OT: Amateur space program
Sorry, if this was posted already. I checked and didn't see anything about it.
A father sent his iPhone into space using a weather balloon. Pretty bad ass IMO.
Video link: http://www.youtube.com/watch?v=zku7R_GftV4&feature=related
October 14th, 2010 at 9:01 AM ^
Completely off topic, but cool as hell nonetheless. Thanks for sharing this. I was getting a little dizzy and I hate heights, so that was kinda freaky to watch.
October 14th, 2010 at 9:10 AM ^
I thought this was gonna be a story on how Zoltan was teaching little space children how to punt.
October 14th, 2010 at 9:43 AM ^
17,000 internets worth of awesome.
October 14th, 2010 at 9:58 AM ^
...but so is this:
A 6.5-pound satellite is scheduled to become the first standalone spacecraft built by U-M students to go into orbit and perform a science mission.
The Radio Aurora Explorer (RAX) is slated for launch Nov. 19 from Kodiak, Alaska. Its primary mission is to study how plasma instabilities in the highest layers of the atmosphere disrupt communication and navigation signals between Earth and orbiting satellites.

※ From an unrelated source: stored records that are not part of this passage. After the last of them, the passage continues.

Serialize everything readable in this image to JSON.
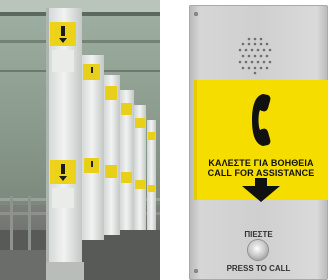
{
  "photo": {
    "description_icon": "roadside-emergency-phone-columns-photo"
  },
  "panel": {
    "greek_label": "ΚΑΛΕΣΤΕ ΓΙΑ ΒΟΗΘΕΙΑ",
    "english_label": "CALL FOR ASSISTANCE",
    "push_greek": "ΠΙΕΣΤΕ",
    "push_english": "PRESS TO CALL",
    "colors": {
      "yellow": "#f6dd00",
      "steel": "#d0d0d0",
      "ink": "#111111"
    },
    "icons": [
      "speaker-grille-icon",
      "telephone-handset-icon",
      "arrow-down-icon",
      "call-button-icon"
    ]
  }
}
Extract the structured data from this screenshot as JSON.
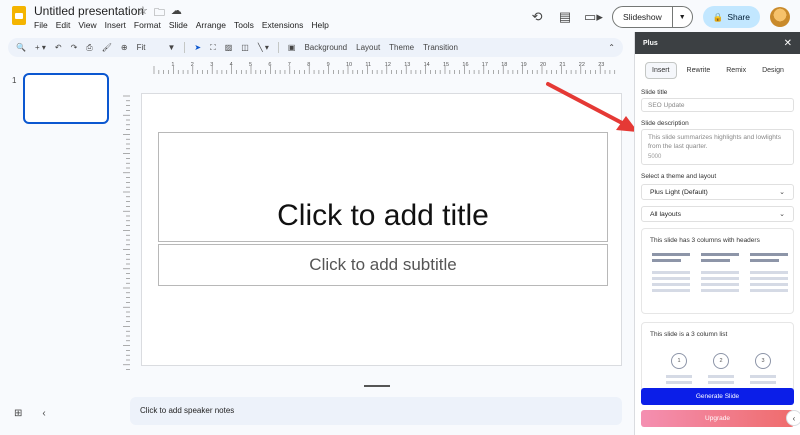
{
  "header": {
    "doc_title": "Untitled presentation",
    "menu": [
      "File",
      "Edit",
      "View",
      "Insert",
      "Format",
      "Slide",
      "Arrange",
      "Tools",
      "Extensions",
      "Help"
    ],
    "slideshow_label": "Slideshow",
    "share_label": "Share"
  },
  "toolbar": {
    "zoom_label": "Fit",
    "background_label": "Background",
    "layout_label": "Layout",
    "theme_label": "Theme",
    "transition_label": "Transition"
  },
  "filmstrip": {
    "slide_number": "1"
  },
  "ruler": {
    "ticks": [
      "1",
      "2",
      "3",
      "4",
      "5",
      "6",
      "7",
      "8",
      "9",
      "10",
      "11",
      "12",
      "13",
      "14",
      "15",
      "16",
      "17",
      "18",
      "19",
      "20",
      "21",
      "22",
      "23",
      "24",
      "25"
    ]
  },
  "slide": {
    "title_placeholder": "Click to add title",
    "subtitle_placeholder": "Click to add subtitle"
  },
  "notes": {
    "placeholder": "Click to add speaker notes"
  },
  "panel": {
    "title": "Plus",
    "tabs": [
      "Insert",
      "Rewrite",
      "Remix",
      "Design"
    ],
    "active_tab": "Insert",
    "slide_title_label": "Slide title",
    "slide_title_value": "SEO Update",
    "slide_description_label": "Slide description",
    "slide_description_value": "This slide summarizes highlights and lowlights from the last quarter.",
    "char_count": "5000",
    "theme_label": "Select a theme and layout",
    "theme_value": "Plus Light (Default)",
    "layouts_value": "All layouts",
    "layout_card_1": "This slide has 3 columns with headers",
    "layout_card_2": "This slide is a 3 column list",
    "circle_numbers": [
      "1",
      "2",
      "3"
    ],
    "generate_label": "Generate Slide",
    "upgrade_label": "Upgrade"
  },
  "colors": {
    "accent_blue": "#0b57d0",
    "generate_button": "#0b1ee8",
    "arrow_red": "#e53935",
    "share_bg": "#c2e7ff"
  }
}
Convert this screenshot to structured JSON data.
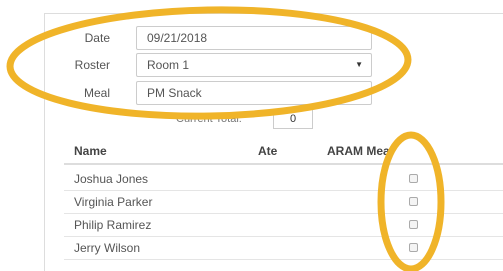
{
  "form": {
    "date_label": "Date",
    "date_value": "09/21/2018",
    "roster_label": "Roster",
    "roster_value": "Room 1",
    "meal_label": "Meal",
    "meal_value": "PM Snack"
  },
  "total": {
    "label": "Current Total:",
    "value": "0"
  },
  "table": {
    "headers": {
      "name": "Name",
      "ate": "Ate",
      "aram": "ARAM Meal"
    },
    "rows": [
      {
        "name": "Joshua Jones",
        "aram_checked": false
      },
      {
        "name": "Virginia Parker",
        "aram_checked": false
      },
      {
        "name": "Philip Ramirez",
        "aram_checked": false
      },
      {
        "name": "Jerry Wilson",
        "aram_checked": false
      }
    ]
  },
  "icons": {
    "dropdown": "chevron-down-icon"
  },
  "colors": {
    "annotation": "#f0b429"
  }
}
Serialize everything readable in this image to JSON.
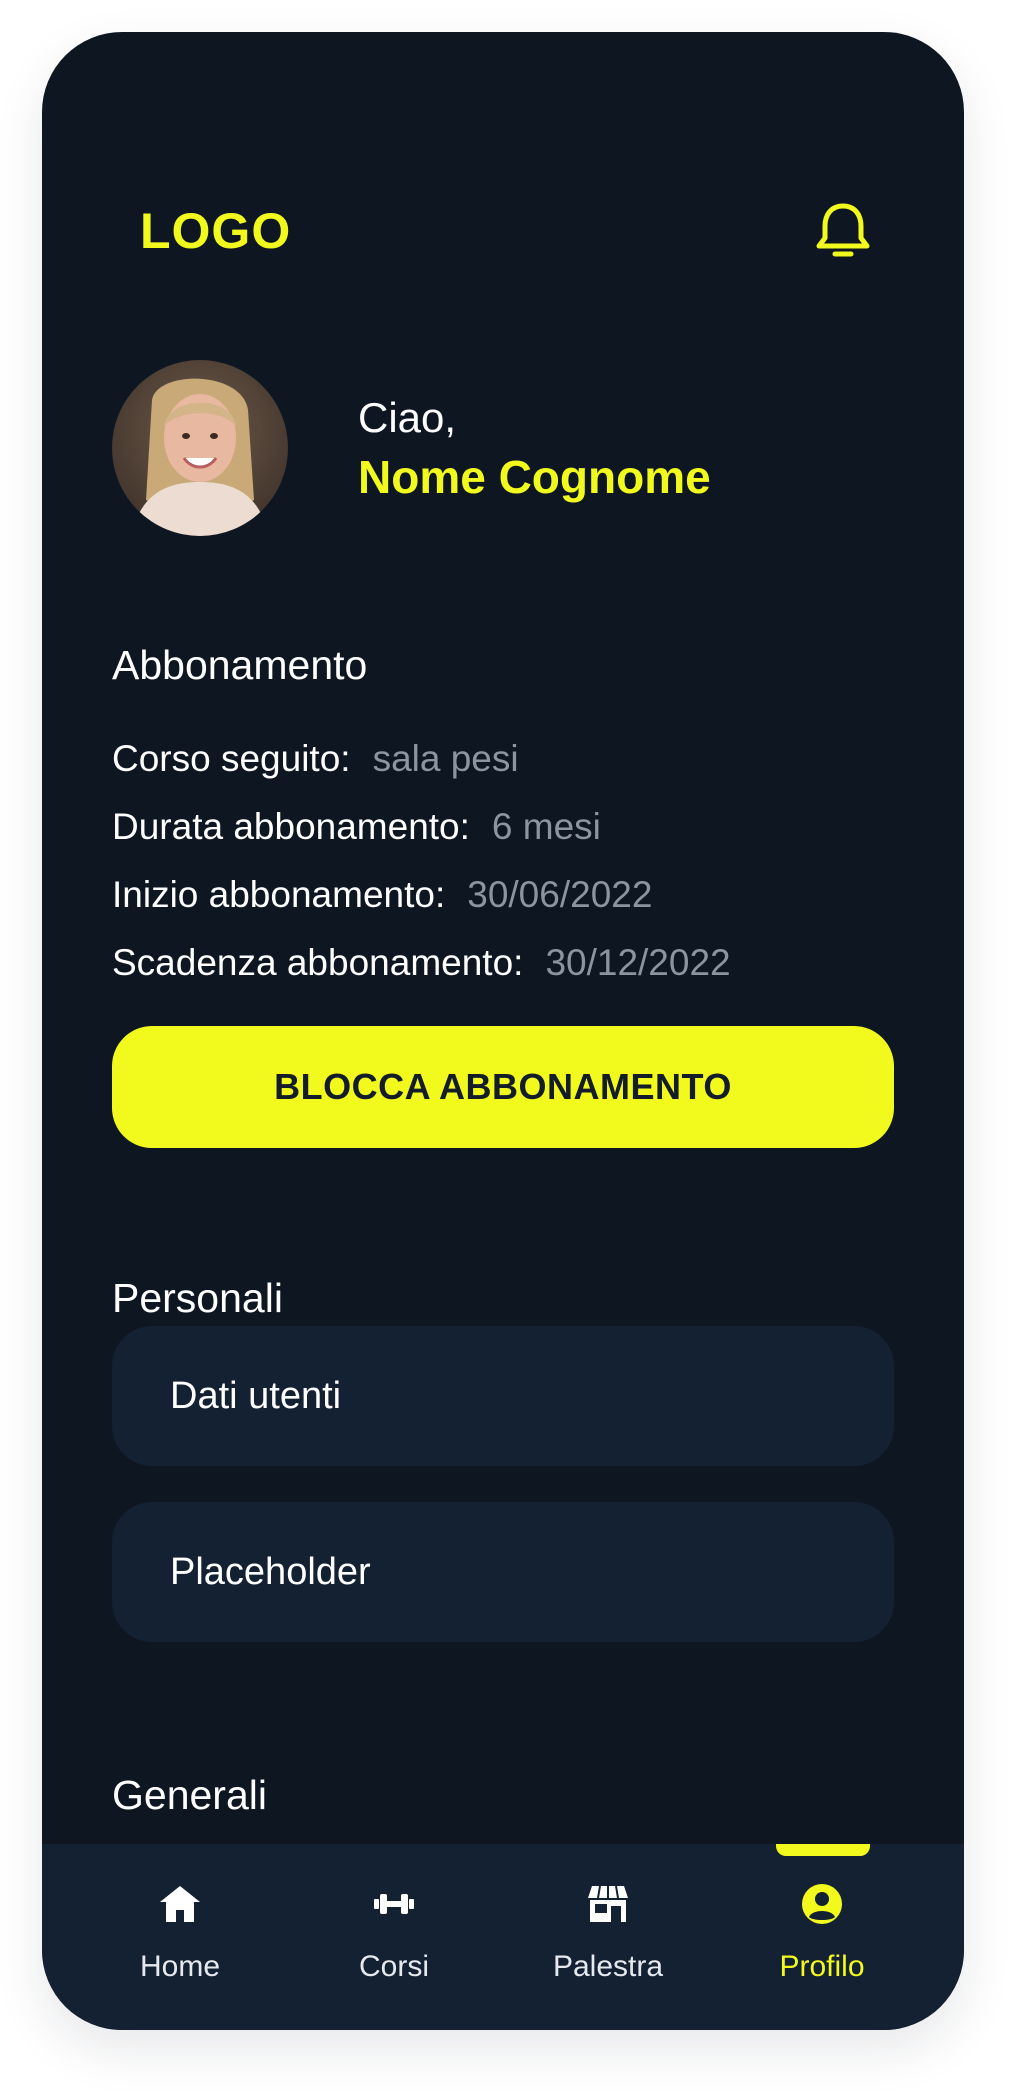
{
  "header": {
    "logo_text": "LOGO",
    "notification_icon": "bell-icon"
  },
  "profile": {
    "greeting": "Ciao,",
    "name": "Nome Cognome"
  },
  "subscription": {
    "title": "Abbonamento",
    "rows": [
      {
        "label": "Corso seguito:",
        "value": "sala pesi"
      },
      {
        "label": "Durata abbonamento:",
        "value": "6 mesi"
      },
      {
        "label": "Inizio abbonamento:",
        "value": "30/06/2022"
      },
      {
        "label": "Scadenza abbonamento:",
        "value": "30/12/2022"
      }
    ],
    "block_button": "BLOCCA ABBONAMENTO"
  },
  "personal": {
    "title": "Personali",
    "items": [
      {
        "label": "Dati utenti"
      },
      {
        "label": "Placeholder"
      }
    ]
  },
  "general": {
    "title": "Generali"
  },
  "tabbar": {
    "tabs": [
      {
        "label": "Home",
        "icon": "home-icon"
      },
      {
        "label": "Corsi",
        "icon": "dumbbell-icon"
      },
      {
        "label": "Palestra",
        "icon": "store-icon"
      },
      {
        "label": "Profilo",
        "icon": "user-circle-icon",
        "active": true
      }
    ]
  },
  "colors": {
    "background": "#0e1621",
    "card": "#142133",
    "accent": "#f2f91c",
    "muted_text": "#8c94a0"
  }
}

Working with scientists, students will use the data from RAX to build models that can forecast when these anomalies will occur. This will enable satellite operators to plan communications and operations around these disruptions.
The students involved in this project range from undergraduate to graduate students from the departments of Aerospace Engineering, Electrical Engineering and Computer Science, and Atmospheric, Oceanic and Space Sciences. Many of these students also are part of the Student Space Systems Fabrication Lab, or S3FL, an organization dedicated to providing them with practical space systems design and fabrication experience.
While this will be the first standalone spacecraft built by students to go into orbit, it is part of a long history of space research at U-M. University researchers have built or are involved with instruments currently aboard spacecraft on 14 missions across the solar system. A host of other additional suborbital remote sensing and mass spectrometry spacecraft and satellite projects are under way through the Space Physics Research Laboratory.
You know what they say about space, bitches.